Bravehearted households, however, might feel inclined to follow less conventional cooking instructions. The family that Jamal — the protagonist of Sikah Barazek, LAU’s major production for the spring — grew up with, is one of these households.
“You have to play Maqam Sikah on the oud for six minutes while the barazek are cooking in the oven,” Jamal’s grandmother says to him, “otherwise, they will just be regular barazek.”

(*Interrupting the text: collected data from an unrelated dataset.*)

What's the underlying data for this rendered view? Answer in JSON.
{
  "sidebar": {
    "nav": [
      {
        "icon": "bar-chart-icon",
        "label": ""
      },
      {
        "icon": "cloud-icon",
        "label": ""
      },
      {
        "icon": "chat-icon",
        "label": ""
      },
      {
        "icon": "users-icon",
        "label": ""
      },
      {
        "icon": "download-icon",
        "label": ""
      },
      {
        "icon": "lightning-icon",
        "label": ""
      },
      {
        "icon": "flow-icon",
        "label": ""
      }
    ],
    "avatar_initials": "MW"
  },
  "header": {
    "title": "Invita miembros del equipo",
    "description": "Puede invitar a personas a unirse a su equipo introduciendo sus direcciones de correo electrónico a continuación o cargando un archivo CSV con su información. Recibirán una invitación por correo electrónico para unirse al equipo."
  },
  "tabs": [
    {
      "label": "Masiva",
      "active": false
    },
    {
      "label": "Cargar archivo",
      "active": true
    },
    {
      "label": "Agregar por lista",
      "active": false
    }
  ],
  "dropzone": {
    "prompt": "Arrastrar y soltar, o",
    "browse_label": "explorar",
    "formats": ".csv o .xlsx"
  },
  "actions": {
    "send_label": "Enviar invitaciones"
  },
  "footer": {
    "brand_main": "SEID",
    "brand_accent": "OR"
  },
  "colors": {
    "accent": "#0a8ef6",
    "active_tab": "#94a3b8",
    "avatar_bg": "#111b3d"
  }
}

Directed by Assistant Professor of Communication Arts Dr. Lina Abyad, Sikah Barazek is a theatrical adaptation of L’Origine(s) du Monde, a novella written by Lebanese architect and author Raafat Majzoub. An allusion to French realist painter Gustave Courbet’s 1866 artwork of the same name, the novella follows young Jamal’s journey of (self) discovery through a series of escapades and misadventures, where much like Dorothy of Oz’s ruby slippers, barazek are all it takes to take him back home.
Poetic, melancholy, and deliriously funny, Sikah Barazek is a lyrical homage to Antoine de Saint-Exupéry’s The Little Prince, transporting the audience on a whimsical fable of learning and discovery alongside talking trees and animals, and ultimately introducing the young Jamal to The Little Prince’s author.

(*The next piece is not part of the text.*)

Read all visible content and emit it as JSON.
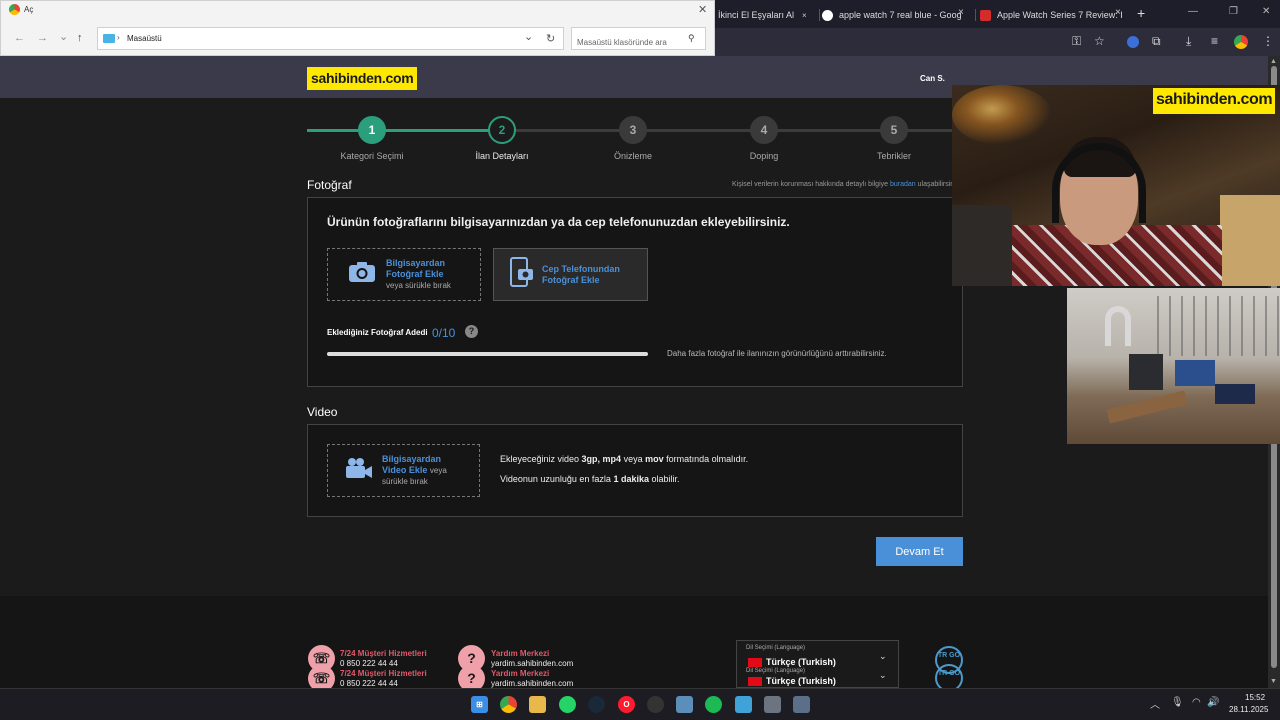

“It’s a children’s play, but it’s a children’s play for adults,” says Abyad. “Everyone can watch it because everyone can relate to it. It’s about friendship, life, death, family, politics. But more importantly, it’s about disseminating the idea that all human beings are connected, that we are all responsible for each other’s wellbeing and that of the world we live in.”

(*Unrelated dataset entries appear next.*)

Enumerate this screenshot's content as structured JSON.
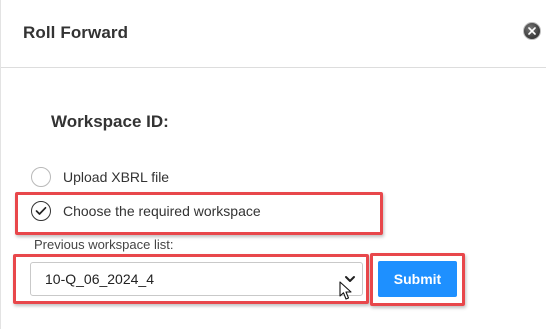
{
  "dialog": {
    "title": "Roll Forward",
    "close_icon": "close-circle-icon"
  },
  "section": {
    "title": "Workspace ID:"
  },
  "options": {
    "upload_label": "Upload XBRL file",
    "choose_label": "Choose the required workspace",
    "selected": "choose"
  },
  "workspace_list": {
    "label": "Previous workspace list:",
    "selected_value": "10-Q_06_2024_4"
  },
  "actions": {
    "submit_label": "Submit"
  },
  "colors": {
    "highlight": "#e8474b",
    "submit_bg": "#1e90ff"
  }
}
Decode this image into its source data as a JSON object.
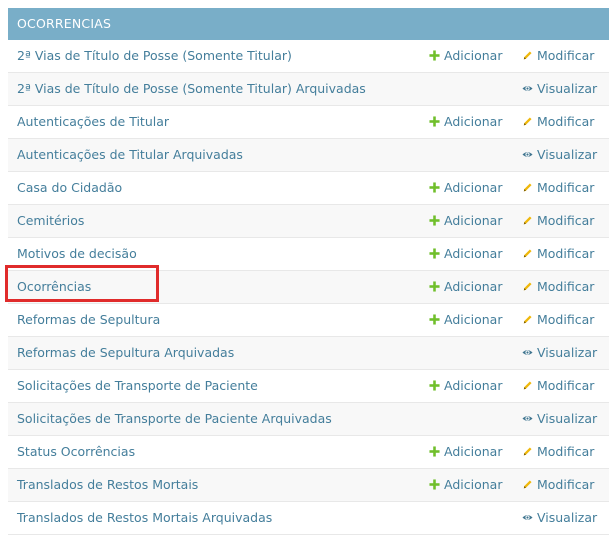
{
  "module": {
    "caption": "OCORRENCIAS",
    "add_label": "Adicionar",
    "change_label": "Modificar",
    "view_label": "Visualizar",
    "icons": {
      "add": "plus-icon",
      "change": "pencil-icon",
      "view": "eye-icon"
    },
    "colors": {
      "header_bg": "#79aec8",
      "link": "#447e9b",
      "add_icon": "#70bf2b",
      "change_icon": "#efb80b",
      "view_icon": "#417690",
      "highlight": "#e02b2b"
    },
    "rows": [
      {
        "label": "2ª Vias de Título de Posse (Somente Titular)",
        "actions": "add-change"
      },
      {
        "label": "2ª Vias de Título de Posse (Somente Titular) Arquivadas",
        "actions": "view"
      },
      {
        "label": "Autenticações de Titular",
        "actions": "add-change"
      },
      {
        "label": "Autenticações de Titular Arquivadas",
        "actions": "view"
      },
      {
        "label": "Casa do Cidadão",
        "actions": "add-change"
      },
      {
        "label": "Cemitérios",
        "actions": "add-change"
      },
      {
        "label": "Motivos de decisão",
        "actions": "add-change"
      },
      {
        "label": "Ocorrências",
        "actions": "add-change",
        "highlighted": true
      },
      {
        "label": "Reformas de Sepultura",
        "actions": "add-change"
      },
      {
        "label": "Reformas de Sepultura Arquivadas",
        "actions": "view"
      },
      {
        "label": "Solicitações de Transporte de Paciente",
        "actions": "add-change"
      },
      {
        "label": "Solicitações de Transporte de Paciente Arquivadas",
        "actions": "view"
      },
      {
        "label": "Status Ocorrências",
        "actions": "add-change"
      },
      {
        "label": "Translados de Restos Mortais",
        "actions": "add-change"
      },
      {
        "label": "Translados de Restos Mortais Arquivadas",
        "actions": "view"
      }
    ]
  }
}
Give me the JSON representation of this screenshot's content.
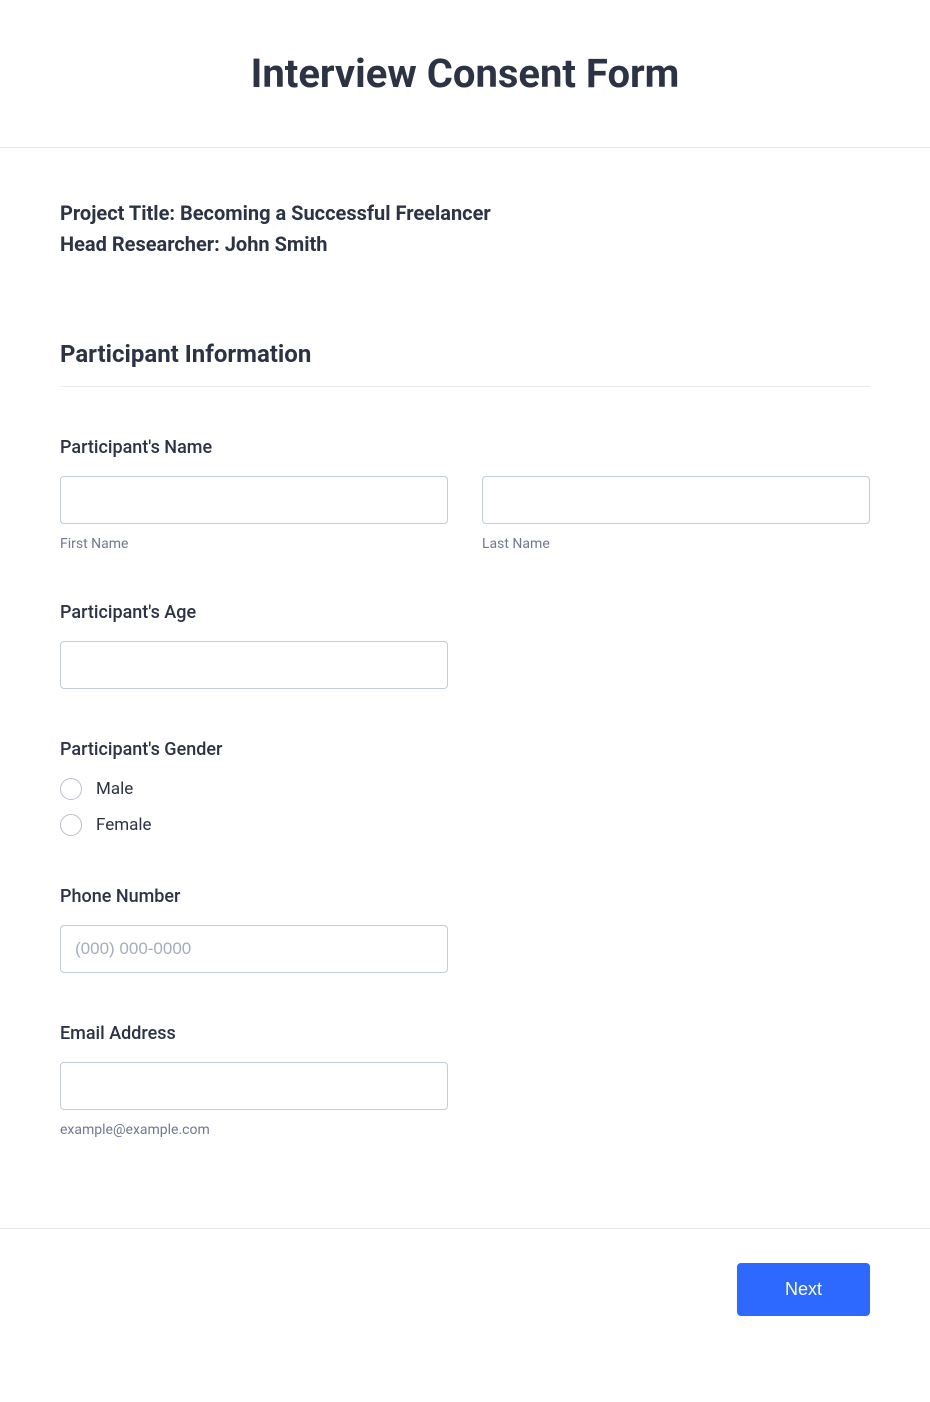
{
  "header": {
    "title": "Interview Consent Form"
  },
  "intro": {
    "project_title_line": "Project Title: Becoming a Successful Freelancer",
    "head_researcher_line": "Head Researcher: John Smith"
  },
  "section": {
    "heading": "Participant Information"
  },
  "fields": {
    "name": {
      "label": "Participant's Name",
      "first_sublabel": "First Name",
      "last_sublabel": "Last Name",
      "first_value": "",
      "last_value": ""
    },
    "age": {
      "label": "Participant's Age",
      "value": ""
    },
    "gender": {
      "label": "Participant's Gender",
      "options": {
        "male": "Male",
        "female": "Female"
      }
    },
    "phone": {
      "label": "Phone Number",
      "placeholder": "(000) 000-0000",
      "value": ""
    },
    "email": {
      "label": "Email Address",
      "value": "",
      "sublabel": "example@example.com"
    }
  },
  "footer": {
    "next_label": "Next"
  }
}
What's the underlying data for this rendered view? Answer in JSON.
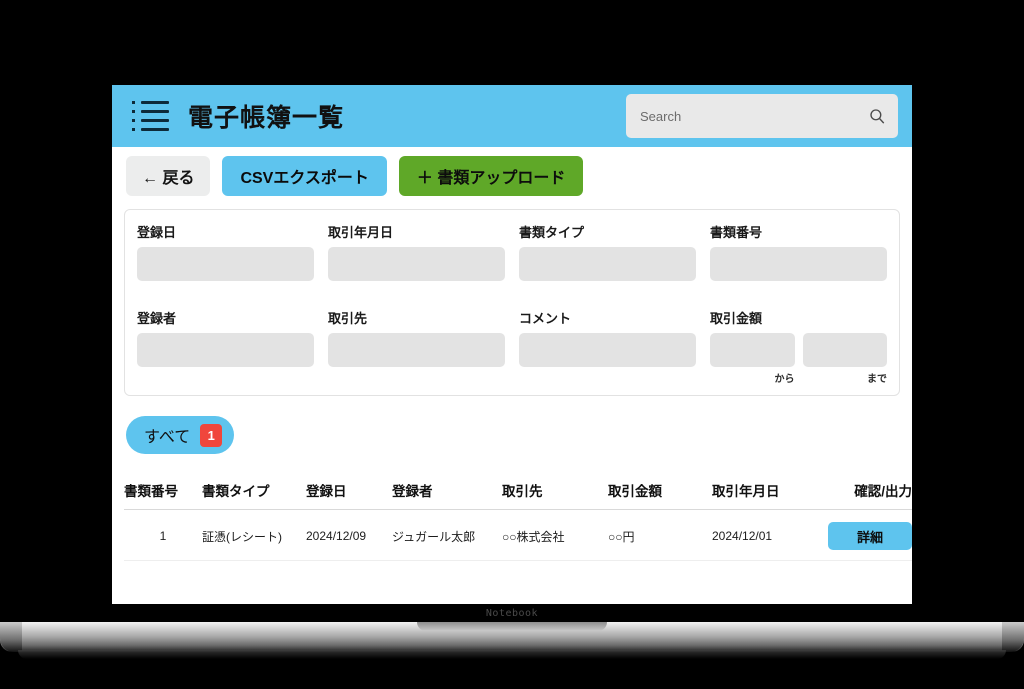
{
  "header": {
    "menu_icon": "list-icon",
    "title": "電子帳簿一覧",
    "search": {
      "placeholder": "Search",
      "value": "",
      "icon": "search-icon"
    },
    "bg_color": "#5ec4ee"
  },
  "toolbar": {
    "back_label": "← 戻る",
    "csv_label": "CSVエクスポート",
    "upload_label": "＋ 書類アップロード",
    "upload_color": "#5fa828",
    "csv_color": "#5ec4ee"
  },
  "filters": {
    "row1": [
      {
        "label": "登録日",
        "value": "",
        "placeholder": ""
      },
      {
        "label": "取引年月日",
        "value": "",
        "placeholder": ""
      },
      {
        "label": "書類タイプ",
        "value": "",
        "placeholder": ""
      },
      {
        "label": "書類番号",
        "value": "",
        "placeholder": ""
      }
    ],
    "row2": [
      {
        "label": "登録者",
        "value": "",
        "placeholder": ""
      },
      {
        "label": "取引先",
        "value": "",
        "placeholder": ""
      },
      {
        "label": "コメント",
        "value": "",
        "placeholder": ""
      }
    ],
    "amount": {
      "label": "取引金額",
      "from_value": "",
      "to_value": "",
      "from_caption": "から",
      "to_caption": "まで"
    }
  },
  "tabs": [
    {
      "label": "すべて",
      "badge": "1",
      "active": true,
      "color": "#5ec4ee",
      "badge_color": "#f0463c"
    }
  ],
  "table": {
    "columns": [
      "書類番号",
      "書類タイプ",
      "登録日",
      "登録者",
      "取引先",
      "取引金額",
      "取引年月日",
      "確認/出力"
    ],
    "rows": [
      {
        "doc_no": "1",
        "doc_type": "証憑(レシート)",
        "reg_date": "2024/12/09",
        "registrant": "ジュガール太郎",
        "partner": "○○株式会社",
        "amount": "○○円",
        "tx_date": "2024/12/01",
        "action_label": "詳細"
      }
    ]
  },
  "device": {
    "label": "Notebook"
  }
}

Indeed, Sikah Barazek’s ethos is evidenced by its repeated line: “We are all made of the same cookie dough. So it doesn’t matter what shape or size or color we are.”
When halfway through the play, Jamal’s grandmother asks him to bite her arm, he promptly refuses. After a great deal of playful insistence, he reluctantly obliges, only to realize that his grandmother’s pain has been inflicted on him as a result.
“We are all made of the same cookie dough,” she said. “When you hurt someone or something, you are only hurting yourself. And when the people or things you hurt start to feel better, so will you,” she tells her grandson.
“Empathy is not an inborn quality; it’s a quality we learn,” explains Abyad. “It’s one of the most important qualities our children should have, and we can never teach it to them soon enough.”
Architect Peter Matar found Sikah Barazek’s spiritedness and unworldly wisdom both enchanting and candid. “Watching the play, I couldn’t help but think of The Little Prince, one of my favorite books,” he said. “It’s very rare for a play to capture innocence and curiosity as effortlessly as Saint Exupéry does.”